Light propagation and magnon-photon coupling in optically dispersive magnetic media

TL;DR

This paper develops a theoretical framework for magnon-photon coupling in dispersive, epsilon-near-zero media, highlighting enhanced coupling near the ENZ frequency and polarization effects, aiding the design of optomagnonic systems.

Contribution

It provides a detailed derivation of the magnon-photon coupling Hamiltonian in dispersive media and explores the effects of dispersion and polarization on coupling strength.

Findings

Enhanced magnon-photon coupling near ENZ frequency

Polarization selection rules cause coupling vanishing at specific frequencies

Lorentz dispersion model illustrates theoretical predictions

Abstract

Achieving strong coupling between light and matter excitations in hybrid systems is a benchmark for the implementation of quantum technologies.

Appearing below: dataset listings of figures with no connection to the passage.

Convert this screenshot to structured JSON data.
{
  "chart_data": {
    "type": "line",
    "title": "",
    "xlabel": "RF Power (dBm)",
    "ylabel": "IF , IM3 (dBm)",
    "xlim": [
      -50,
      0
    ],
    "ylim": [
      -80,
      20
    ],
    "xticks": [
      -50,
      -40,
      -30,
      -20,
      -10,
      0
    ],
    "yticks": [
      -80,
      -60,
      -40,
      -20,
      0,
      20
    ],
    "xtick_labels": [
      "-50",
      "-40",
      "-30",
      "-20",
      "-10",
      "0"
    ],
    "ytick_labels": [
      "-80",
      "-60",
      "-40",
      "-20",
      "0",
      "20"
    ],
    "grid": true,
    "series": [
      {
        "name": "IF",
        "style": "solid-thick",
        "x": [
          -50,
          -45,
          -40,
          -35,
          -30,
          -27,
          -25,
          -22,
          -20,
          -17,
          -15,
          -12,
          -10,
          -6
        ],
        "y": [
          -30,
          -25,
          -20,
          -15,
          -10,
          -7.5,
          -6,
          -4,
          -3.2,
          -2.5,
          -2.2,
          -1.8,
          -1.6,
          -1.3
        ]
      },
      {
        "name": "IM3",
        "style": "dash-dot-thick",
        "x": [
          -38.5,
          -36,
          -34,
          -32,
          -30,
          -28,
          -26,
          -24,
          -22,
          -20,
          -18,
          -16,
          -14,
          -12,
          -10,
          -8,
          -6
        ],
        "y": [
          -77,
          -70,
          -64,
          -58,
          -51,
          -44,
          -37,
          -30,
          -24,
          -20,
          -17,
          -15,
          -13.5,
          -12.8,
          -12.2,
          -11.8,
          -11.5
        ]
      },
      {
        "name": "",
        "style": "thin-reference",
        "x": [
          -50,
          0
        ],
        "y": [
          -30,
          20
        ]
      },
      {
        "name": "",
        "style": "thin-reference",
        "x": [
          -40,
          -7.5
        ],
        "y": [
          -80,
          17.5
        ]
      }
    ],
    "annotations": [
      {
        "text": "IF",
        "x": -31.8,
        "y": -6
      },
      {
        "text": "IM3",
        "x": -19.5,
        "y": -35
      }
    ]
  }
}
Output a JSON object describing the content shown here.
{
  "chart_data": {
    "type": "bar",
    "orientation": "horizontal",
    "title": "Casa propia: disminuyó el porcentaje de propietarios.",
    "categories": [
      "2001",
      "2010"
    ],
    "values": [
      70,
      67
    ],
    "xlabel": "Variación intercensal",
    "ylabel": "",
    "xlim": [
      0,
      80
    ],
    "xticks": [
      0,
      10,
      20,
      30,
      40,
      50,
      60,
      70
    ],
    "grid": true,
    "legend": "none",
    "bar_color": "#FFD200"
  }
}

We recently proposed [arXiv:2110.02984] that strong single-particle coupling between magnons and light can be realized in a magnetized epsilon-near-zero (ENZ) medium, in which magneto-optical effects are enhanced. Here we present a detailed derivation of the magnon-photon coupling Hamiltonian in dispersive media both for degenerate and non-degenerate optical modes, and show the enhancement of the coupling near the ENZ frequency. Moreover, we show that the coupling of magnons to plane-wave non-degenerate Voigt modes vanishes at specific frequencies due to polarization selection rules tuned by dispersion. Finally, we present specific results using a Lorentz dispersion model. Our results pave the way for the design of dispersive optomagnonic systems, providing a general theoretical framework for describing engineering ENZ-based optomagnonic systems.